A Assembleia Legislativa do Ceará aprovou nesta quinta-feira (7) um projeto de lei enviado pelo governador Elmano de Freitas que autoriza medidas para reduzir o preço do óleo diesel no estado. A proposta prevê uma parceria financeira entre o Governo do Ceará e o Governo Federal para minimizar os impactos da instabilidade internacional no mercado de combustíveis.
A medida permite que o Ceará adira ao Regime Emergencial de Abastecimento, criado pela Medida Provisória nº 1.349/2026, instituída pelo Governo Federal para conter os efeitos das oscilações internacionais dos preços do petróleo e garantir estabilidade no abastecimento interno.
Com a aprovação, o Estado passa a ter autorização para participar de um modelo de subvenção econômica compartilhada, com investimentos diretos destinados à redução do valor do diesel nas bombas. O objetivo é evitar impactos no transporte de cargas, no abastecimento de produtos e no custo de vida da população.
Segundo o Governo do Ceará, o Estado investirá cerca de R$ 38 milhões na operação para garantir desconto no combustível aos consumidores.
Desconto pode chegar a R$ 1,20 por litro
De acordo com o texto aprovado, o programa prevê um desconto de R$ 0,60 por litro de óleo diesel custeado pelo Governo do Ceará. O Governo Federal também participará da medida com mais R$ 0,60 por litro, totalizando uma redução de R$ 1,20 por litro no valor do combustível.
A iniciativa busca reduzir os efeitos da alta do diesel sobre o transporte rodoviário e evitar o chamado efeito cascata no preço de alimentos, mercadorias e serviços essenciais.

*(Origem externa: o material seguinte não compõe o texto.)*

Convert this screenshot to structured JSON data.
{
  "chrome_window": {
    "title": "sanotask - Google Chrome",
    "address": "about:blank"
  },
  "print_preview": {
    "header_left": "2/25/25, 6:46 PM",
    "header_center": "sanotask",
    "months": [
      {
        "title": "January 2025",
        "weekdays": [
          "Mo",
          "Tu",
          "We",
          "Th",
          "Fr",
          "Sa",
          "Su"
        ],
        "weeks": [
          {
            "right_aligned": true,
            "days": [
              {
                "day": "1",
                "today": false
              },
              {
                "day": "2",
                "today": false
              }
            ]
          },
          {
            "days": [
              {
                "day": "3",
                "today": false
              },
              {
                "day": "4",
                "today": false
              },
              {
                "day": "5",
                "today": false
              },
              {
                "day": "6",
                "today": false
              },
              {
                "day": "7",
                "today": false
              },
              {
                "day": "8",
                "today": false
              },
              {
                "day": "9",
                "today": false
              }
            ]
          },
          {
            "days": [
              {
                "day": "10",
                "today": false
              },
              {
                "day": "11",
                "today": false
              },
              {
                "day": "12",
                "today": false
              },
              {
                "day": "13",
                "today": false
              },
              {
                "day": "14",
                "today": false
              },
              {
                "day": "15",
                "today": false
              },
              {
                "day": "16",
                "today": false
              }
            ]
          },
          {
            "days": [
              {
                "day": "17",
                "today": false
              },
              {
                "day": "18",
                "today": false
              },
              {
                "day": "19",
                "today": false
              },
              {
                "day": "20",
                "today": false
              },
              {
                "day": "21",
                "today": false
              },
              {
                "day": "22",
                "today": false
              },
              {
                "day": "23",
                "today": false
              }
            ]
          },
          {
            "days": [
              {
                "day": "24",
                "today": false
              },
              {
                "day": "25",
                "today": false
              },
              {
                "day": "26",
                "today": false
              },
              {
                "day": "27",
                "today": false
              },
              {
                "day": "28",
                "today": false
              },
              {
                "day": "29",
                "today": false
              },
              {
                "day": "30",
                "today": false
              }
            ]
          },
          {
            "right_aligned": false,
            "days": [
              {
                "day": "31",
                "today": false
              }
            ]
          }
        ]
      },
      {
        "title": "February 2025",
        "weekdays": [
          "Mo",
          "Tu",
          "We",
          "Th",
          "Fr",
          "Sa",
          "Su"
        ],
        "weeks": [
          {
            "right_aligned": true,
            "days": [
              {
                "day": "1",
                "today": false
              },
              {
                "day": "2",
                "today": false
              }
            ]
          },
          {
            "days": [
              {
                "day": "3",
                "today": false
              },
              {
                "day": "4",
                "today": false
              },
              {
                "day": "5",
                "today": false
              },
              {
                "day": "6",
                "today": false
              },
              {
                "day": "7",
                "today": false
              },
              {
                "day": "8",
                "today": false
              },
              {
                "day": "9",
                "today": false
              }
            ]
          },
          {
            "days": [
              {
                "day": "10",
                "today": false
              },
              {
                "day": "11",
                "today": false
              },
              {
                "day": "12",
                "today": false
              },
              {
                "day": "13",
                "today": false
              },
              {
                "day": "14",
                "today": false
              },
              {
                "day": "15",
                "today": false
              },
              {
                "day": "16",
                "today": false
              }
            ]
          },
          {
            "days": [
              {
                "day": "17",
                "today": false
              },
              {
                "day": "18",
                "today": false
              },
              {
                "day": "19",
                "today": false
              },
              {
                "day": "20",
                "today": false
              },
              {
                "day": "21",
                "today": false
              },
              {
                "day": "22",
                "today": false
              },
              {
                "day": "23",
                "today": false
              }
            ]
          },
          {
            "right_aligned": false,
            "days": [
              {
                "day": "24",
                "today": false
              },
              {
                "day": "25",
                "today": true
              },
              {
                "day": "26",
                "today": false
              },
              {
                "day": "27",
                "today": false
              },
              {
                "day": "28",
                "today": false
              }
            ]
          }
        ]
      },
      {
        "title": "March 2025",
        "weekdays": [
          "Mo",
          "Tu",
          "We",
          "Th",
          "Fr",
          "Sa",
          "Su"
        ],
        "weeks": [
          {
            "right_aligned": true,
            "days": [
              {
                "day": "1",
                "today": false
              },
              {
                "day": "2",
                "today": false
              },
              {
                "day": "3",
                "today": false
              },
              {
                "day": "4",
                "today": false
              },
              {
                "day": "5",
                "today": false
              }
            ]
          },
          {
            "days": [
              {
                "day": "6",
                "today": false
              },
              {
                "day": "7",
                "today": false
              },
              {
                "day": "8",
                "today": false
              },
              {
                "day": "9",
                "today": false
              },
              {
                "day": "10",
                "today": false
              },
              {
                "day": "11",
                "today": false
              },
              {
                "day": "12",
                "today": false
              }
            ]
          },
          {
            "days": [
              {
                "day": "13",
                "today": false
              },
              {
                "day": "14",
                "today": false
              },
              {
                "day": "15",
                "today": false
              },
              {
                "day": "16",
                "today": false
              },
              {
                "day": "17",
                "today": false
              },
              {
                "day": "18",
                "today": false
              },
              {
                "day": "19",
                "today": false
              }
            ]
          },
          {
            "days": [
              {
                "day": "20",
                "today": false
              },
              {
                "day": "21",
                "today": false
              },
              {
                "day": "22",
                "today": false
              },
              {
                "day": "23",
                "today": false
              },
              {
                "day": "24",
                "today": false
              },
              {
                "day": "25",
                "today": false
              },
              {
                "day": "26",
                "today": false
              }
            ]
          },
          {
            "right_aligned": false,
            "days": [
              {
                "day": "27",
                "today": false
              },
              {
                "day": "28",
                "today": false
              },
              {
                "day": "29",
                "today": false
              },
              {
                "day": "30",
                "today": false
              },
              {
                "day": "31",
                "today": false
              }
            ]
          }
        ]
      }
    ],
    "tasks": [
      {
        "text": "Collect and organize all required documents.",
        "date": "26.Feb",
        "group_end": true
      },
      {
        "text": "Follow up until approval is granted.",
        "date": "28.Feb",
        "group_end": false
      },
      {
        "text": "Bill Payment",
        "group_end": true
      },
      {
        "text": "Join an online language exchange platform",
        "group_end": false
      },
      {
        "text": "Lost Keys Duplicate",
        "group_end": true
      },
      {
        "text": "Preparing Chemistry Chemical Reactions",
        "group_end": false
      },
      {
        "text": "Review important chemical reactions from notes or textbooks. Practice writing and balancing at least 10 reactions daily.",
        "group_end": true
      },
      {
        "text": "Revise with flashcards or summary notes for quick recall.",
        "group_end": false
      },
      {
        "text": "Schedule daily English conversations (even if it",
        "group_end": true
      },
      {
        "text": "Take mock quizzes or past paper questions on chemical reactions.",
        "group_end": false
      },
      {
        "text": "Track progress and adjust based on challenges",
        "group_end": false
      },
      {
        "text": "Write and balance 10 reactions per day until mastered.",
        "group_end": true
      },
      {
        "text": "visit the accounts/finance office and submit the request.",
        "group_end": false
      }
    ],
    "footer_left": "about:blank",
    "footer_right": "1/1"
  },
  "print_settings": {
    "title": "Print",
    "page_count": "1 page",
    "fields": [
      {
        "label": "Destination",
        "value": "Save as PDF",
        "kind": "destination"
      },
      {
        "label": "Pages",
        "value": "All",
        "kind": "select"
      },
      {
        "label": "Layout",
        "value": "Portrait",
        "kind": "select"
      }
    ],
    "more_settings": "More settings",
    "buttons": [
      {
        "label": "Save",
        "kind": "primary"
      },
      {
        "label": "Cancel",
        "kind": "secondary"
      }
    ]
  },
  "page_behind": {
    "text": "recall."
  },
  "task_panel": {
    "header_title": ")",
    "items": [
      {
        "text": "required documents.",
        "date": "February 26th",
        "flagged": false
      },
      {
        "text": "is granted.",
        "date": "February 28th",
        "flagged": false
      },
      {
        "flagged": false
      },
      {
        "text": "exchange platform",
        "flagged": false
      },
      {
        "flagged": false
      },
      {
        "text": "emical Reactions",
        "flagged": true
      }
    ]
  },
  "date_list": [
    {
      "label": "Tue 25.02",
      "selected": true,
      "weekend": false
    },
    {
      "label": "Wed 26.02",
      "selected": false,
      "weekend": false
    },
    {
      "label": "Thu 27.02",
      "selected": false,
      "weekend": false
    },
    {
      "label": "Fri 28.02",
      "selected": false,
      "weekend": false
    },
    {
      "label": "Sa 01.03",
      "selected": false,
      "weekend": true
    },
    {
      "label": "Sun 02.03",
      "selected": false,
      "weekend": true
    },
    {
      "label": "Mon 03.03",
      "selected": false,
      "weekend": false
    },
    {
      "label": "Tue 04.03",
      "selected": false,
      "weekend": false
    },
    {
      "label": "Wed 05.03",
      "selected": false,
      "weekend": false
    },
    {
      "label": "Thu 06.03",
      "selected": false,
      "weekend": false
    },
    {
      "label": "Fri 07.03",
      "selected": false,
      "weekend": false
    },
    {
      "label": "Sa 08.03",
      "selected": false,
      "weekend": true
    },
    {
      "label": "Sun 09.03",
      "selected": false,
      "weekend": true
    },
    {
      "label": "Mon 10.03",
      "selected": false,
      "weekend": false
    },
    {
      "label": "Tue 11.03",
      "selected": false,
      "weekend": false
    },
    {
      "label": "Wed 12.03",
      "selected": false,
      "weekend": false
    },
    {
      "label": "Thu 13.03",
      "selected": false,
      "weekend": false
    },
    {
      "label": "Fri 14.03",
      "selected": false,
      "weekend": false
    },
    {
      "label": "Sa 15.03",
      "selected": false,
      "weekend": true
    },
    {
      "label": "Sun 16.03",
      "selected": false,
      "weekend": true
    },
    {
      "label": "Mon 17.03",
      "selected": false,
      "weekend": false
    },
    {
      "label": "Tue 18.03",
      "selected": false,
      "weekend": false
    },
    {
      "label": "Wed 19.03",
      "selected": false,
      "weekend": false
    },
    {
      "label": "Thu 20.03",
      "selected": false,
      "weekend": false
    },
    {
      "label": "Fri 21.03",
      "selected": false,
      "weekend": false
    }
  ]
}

O diesel é um dos principais combustíveis utilizados no transporte de cargas no Brasil e influencia diretamente os custos de logística, abastecimento e distribuição de produtos.
Segundo o governo estadual, a medida também pretende garantir segurança no abastecimento interno diante de crises geopolíticas internacionais que possam afetar a cadeia global de combustíveis.
Governo quer evitar impacto da alta do diesel nos alimentos
O Governo do Ceará avalia que a redução temporária do diesel é fundamental para conter o avanço dos preços de itens básicos e diminuir os impactos da inflação sobre a população.
Como o transporte rodoviário é responsável pela maior parte da circulação de mercadorias no país, aumentos no diesel acabam refletindo diretamente no valor dos alimentos e de outros produtos essenciais.
A expectativa é que o subsídio contribua para preservar a estabilidade econômica e reduzir a pressão sobre os consumidores.
Fiscalização deve garantir desconto nas bombas
O secretário da Fazenda do Ceará, Fabrízio Gomes, afirmou que o acompanhamento da política de subsídio será realizado em parceria entre União, estados e distribuidoras de combustíveis.
Segundo ele, o objetivo é impedir reajustes ao longo da cadeia de distribuição para garantir que o desconto chegue efetivamente ao consumidor final.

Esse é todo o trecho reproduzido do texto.